Le maître ramoneur impose 14 heures
de travail par jour toute la semaine pendant lesquelles l’enfant
s’éreinte sur une trentaine de cheminées, le petit ramoneur ne connaît
ni dimanche, ni jour férié. S’ils veulent aller à la messe le dimanche,
ils doivent acheter ce droit à leur patron avec une poignée de sous !
Ils sont mal et insuffisamment nourris, se contentant de pain noir et
dur et de soupe ou de bouillie de maïs. Plus question d’apprendre à
lire et à compter.
Les maîtres ramoneurs sont, la plupart
du temps, d’anciens ramoneurs trop grands pour grimper dans les
cheminées et se trouvent responsables d’une équipe de 3 à 6 enfants,
appelés « Farias ». Tous travaillent pour un patron.
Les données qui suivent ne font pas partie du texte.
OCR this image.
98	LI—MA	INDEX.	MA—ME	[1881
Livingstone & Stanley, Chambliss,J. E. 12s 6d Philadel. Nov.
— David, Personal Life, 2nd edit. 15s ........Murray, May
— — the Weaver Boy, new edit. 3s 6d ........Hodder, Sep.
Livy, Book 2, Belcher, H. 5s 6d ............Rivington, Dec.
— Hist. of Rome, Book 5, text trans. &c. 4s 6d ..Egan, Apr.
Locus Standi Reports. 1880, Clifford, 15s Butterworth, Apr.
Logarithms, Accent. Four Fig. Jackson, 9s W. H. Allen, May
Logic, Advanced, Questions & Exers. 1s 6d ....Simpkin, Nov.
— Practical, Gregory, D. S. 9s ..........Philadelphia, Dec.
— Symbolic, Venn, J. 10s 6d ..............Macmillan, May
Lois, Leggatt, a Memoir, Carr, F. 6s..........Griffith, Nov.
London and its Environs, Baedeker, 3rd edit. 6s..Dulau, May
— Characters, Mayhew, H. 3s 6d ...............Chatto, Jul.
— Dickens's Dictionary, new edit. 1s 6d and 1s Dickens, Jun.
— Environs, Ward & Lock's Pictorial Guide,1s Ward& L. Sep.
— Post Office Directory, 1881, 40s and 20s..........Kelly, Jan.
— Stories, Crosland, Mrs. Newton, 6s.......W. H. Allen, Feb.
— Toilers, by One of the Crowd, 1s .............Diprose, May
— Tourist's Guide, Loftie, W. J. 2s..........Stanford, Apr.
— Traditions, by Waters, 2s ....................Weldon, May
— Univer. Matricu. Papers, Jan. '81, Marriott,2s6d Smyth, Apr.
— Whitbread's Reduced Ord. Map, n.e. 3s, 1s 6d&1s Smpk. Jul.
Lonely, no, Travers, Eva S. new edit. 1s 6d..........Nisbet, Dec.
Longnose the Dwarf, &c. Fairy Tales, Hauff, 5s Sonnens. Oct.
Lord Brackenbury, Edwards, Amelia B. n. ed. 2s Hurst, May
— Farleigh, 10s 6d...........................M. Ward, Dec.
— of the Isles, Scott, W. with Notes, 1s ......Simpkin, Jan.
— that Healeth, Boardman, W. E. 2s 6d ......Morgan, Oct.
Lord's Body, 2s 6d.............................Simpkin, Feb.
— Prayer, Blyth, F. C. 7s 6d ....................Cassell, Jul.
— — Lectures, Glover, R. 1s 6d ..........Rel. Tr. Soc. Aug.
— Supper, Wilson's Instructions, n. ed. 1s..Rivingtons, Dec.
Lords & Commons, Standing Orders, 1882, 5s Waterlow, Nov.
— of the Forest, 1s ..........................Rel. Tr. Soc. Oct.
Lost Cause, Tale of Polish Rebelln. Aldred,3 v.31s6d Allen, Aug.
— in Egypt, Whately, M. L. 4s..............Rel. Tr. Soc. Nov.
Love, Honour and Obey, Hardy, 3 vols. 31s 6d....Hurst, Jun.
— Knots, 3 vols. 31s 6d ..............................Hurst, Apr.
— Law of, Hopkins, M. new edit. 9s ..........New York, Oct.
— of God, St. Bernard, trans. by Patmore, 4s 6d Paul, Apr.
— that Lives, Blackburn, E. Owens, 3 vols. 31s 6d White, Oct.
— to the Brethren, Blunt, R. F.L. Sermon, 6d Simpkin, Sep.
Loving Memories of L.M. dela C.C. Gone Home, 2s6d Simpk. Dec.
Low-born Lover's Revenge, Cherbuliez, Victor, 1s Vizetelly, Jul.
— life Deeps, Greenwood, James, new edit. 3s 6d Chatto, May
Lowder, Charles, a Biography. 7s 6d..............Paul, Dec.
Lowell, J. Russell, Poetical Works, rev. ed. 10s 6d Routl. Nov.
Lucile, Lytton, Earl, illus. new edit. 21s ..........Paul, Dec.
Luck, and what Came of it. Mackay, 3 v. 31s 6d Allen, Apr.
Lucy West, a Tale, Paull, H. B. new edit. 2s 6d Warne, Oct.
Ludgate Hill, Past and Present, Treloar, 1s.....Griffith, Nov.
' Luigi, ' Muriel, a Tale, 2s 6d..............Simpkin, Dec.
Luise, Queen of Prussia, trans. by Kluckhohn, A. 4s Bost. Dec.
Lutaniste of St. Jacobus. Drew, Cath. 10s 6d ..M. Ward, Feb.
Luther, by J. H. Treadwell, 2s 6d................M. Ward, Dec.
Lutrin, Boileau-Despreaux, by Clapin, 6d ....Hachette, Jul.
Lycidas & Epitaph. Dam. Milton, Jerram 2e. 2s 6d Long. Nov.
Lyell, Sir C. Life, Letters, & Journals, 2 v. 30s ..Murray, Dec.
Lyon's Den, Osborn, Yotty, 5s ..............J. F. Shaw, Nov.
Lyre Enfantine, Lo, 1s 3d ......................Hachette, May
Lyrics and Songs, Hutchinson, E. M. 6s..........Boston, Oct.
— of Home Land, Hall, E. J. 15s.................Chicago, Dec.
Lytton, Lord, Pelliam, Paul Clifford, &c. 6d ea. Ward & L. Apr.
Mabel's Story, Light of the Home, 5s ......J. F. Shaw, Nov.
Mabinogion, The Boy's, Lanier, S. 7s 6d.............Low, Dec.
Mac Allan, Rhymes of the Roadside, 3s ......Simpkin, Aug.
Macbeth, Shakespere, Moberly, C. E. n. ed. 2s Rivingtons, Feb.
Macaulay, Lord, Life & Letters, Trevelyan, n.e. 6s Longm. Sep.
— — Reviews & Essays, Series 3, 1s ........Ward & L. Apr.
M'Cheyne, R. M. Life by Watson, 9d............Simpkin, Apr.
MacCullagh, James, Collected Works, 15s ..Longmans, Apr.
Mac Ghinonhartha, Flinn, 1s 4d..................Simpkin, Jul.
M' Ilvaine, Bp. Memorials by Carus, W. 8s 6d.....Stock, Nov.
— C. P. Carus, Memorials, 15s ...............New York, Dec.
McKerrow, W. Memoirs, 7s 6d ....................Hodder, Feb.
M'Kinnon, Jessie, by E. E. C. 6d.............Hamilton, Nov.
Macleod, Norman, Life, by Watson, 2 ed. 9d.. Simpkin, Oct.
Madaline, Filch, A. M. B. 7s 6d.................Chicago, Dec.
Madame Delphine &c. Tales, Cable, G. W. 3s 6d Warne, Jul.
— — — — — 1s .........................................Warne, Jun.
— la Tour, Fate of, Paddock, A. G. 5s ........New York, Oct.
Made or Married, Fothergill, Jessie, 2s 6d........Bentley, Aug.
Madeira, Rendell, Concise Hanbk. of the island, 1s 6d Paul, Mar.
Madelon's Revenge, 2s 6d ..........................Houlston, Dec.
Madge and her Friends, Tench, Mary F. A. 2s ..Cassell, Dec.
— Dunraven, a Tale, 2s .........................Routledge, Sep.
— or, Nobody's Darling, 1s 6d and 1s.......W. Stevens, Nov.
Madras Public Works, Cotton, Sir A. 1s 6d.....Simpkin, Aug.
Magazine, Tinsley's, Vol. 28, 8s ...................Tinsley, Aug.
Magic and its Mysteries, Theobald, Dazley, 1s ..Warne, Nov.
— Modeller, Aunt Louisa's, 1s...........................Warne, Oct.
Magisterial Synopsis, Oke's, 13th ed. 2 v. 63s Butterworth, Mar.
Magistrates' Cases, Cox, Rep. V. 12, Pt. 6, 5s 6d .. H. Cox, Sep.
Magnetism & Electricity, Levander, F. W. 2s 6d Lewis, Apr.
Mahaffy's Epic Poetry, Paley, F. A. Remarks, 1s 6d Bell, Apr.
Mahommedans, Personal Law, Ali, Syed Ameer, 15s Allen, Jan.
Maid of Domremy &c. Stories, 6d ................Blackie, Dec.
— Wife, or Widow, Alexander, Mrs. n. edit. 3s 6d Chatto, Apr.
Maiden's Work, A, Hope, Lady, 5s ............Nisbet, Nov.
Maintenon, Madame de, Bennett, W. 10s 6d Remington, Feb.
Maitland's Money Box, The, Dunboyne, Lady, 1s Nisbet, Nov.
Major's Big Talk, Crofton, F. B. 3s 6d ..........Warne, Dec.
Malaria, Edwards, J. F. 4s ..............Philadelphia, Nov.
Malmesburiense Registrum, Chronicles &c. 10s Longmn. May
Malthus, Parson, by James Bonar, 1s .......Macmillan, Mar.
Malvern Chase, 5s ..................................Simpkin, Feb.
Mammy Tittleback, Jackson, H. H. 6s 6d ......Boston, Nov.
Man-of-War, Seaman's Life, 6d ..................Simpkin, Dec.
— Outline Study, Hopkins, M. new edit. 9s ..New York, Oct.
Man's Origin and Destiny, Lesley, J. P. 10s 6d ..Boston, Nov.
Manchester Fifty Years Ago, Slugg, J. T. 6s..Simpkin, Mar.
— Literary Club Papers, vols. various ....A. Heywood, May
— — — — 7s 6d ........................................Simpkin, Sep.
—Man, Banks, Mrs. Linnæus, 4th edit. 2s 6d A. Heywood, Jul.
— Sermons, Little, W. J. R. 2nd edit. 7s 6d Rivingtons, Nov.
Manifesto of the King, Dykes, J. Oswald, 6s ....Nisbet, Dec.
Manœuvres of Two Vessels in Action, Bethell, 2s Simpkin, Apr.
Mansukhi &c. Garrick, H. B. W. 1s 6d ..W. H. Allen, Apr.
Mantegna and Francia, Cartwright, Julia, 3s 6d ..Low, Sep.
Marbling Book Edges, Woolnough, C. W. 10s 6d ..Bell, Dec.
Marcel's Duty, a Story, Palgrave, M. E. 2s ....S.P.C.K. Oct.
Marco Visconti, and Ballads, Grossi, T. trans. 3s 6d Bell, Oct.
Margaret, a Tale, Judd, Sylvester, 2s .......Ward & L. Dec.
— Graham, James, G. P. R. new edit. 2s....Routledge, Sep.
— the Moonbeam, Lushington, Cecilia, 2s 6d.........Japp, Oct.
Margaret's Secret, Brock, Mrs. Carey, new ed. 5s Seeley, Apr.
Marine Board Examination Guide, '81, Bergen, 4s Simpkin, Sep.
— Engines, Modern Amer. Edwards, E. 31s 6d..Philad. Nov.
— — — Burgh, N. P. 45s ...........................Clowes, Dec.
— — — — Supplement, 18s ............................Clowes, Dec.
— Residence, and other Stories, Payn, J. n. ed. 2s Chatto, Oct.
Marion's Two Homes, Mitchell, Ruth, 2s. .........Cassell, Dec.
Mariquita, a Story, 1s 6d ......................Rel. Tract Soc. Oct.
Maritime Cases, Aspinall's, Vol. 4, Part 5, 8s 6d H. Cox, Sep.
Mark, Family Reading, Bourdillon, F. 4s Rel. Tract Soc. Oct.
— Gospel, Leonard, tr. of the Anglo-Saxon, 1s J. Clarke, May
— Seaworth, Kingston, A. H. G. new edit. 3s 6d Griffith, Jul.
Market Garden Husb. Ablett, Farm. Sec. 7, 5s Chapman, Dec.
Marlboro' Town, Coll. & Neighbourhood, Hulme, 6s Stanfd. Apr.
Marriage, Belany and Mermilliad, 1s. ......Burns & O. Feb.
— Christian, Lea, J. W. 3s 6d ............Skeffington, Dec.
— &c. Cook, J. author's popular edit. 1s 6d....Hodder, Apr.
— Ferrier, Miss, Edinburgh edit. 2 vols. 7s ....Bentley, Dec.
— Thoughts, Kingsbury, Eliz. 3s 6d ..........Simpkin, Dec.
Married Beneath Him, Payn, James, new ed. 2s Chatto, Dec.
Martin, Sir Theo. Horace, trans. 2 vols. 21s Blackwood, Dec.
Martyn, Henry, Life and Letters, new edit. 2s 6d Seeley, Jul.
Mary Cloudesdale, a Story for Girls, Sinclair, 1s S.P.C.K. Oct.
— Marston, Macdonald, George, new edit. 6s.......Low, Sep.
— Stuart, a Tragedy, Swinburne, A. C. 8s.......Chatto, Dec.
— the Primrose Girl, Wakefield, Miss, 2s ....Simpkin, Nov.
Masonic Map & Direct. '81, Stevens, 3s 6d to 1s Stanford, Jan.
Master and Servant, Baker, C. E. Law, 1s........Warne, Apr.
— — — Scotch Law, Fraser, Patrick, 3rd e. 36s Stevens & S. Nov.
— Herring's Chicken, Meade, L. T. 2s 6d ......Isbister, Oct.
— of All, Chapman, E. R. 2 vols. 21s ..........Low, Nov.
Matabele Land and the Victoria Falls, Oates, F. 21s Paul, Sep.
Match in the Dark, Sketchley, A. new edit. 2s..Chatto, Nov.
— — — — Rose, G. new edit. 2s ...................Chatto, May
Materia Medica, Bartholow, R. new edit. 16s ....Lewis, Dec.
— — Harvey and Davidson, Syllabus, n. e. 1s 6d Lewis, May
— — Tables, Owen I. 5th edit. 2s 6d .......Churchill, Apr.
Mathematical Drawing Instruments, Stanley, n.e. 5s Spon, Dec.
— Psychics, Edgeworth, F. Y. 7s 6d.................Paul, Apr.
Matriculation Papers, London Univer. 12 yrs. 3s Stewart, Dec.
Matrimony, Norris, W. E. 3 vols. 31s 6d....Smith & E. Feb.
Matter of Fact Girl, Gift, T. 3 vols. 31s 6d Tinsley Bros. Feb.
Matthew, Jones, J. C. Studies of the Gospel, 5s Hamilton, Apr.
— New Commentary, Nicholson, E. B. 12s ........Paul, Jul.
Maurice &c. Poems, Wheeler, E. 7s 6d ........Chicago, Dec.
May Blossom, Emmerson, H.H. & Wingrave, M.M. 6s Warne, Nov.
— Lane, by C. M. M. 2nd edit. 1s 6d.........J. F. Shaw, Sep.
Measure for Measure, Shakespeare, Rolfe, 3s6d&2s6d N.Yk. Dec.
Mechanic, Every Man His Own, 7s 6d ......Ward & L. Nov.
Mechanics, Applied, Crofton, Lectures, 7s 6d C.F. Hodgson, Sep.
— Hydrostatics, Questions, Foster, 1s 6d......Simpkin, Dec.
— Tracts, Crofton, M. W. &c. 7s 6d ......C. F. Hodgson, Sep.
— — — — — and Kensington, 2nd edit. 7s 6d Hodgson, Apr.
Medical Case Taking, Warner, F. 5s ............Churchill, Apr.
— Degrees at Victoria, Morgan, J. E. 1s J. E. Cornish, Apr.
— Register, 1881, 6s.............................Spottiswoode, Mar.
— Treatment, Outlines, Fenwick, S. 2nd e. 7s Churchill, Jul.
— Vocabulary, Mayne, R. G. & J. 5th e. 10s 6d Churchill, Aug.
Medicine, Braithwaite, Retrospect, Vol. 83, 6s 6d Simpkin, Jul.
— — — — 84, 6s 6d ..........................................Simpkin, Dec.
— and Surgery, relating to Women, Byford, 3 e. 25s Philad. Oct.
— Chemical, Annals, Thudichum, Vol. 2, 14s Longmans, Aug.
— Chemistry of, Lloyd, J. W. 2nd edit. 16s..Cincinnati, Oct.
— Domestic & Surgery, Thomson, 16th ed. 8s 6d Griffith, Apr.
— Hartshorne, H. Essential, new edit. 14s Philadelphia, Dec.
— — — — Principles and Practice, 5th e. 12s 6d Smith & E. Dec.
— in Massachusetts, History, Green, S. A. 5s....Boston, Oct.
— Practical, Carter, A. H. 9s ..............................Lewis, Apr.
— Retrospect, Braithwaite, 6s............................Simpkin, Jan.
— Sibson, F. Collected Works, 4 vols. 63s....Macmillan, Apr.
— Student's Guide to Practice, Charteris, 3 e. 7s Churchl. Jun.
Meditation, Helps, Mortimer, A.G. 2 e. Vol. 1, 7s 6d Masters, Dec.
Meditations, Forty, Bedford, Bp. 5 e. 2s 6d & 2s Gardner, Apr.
L’argent récolté, est récupéré
intégralement par le maître ramoneur. Et souvent, celui-ci bat les
enfants pour prendre aussi leurs pourboires. Il est chargé de fournir
des vêtements neufs, de leur donner un logement, une paire de
chaussures et le matériel de travail. Les petits ramoneurs sont vêtus
d'un bonnet rouge noirci, d'une veste de bure, de guenilles et de
genouillères. Quand ils rentrent, en mai, le maître reverse aux
familles une somme d'argent, équivalente au prix d’un veau.
Les petits ramoneurs risquent de
mourir de froid et quelquefois en ramonant ils se fracassent la tête
lors d'une chute dans le conduit. Souvent, ils ont du mal à respirer et
deviennent allergiques à la poussière ou aveugle de suie.
Les ramoneurs ont une langue bien à
eux, ou plus précisément un argot qu’ils emploient au cours de leurs
migrations saisonnières et qu’eux seuls comprennent comme le tarastiu
des ramoneurs. les ramoneurs savoyards ne sont pas francophones de
naissance, mais ont pour langue les différents patois de leurs villages
respectifs - en Savoie ceux-ci appartiennent tous à la langue
francoprovençale. Le simple fait d’utiliser un code secret resserre la
connivence entre ceux qui le connaissent, et inversement par
l’incompréhension entretient une distance avec les autres. "Qu’importe
que vous ne me compreniez pas, nous ne sommes que de passage !... "
Une enquête est lancée sur la
situation des petits ramoneurs en Savoie et Haute-Savoie. H. Dieu,
préfet de la Savoie, reçoit un rapport accompagné de diverses
suggestions. C’est le 15 janvier 1863 qu’il réglemente par arrêté
l’apprentissage et les contrats des enfants. Ni les filles, ni les
garçons de moins de 12 ans ne pourront être engagés.
Puis enfin, les lois françaises de
1874 et de 1892, relatives à l’emploi des enfants, découragèrent les
maîtres ramoneurs à employer tous ces pauvres enfants en bas âge et les
obligèrent à changer leurs méthodes de travail.
Avec eux ont disparu ces migrations
savoyardes, qui néanmoins survécurent quelques temps encore de l’autre
côté des Alpes, chez nos voisins Piémontais."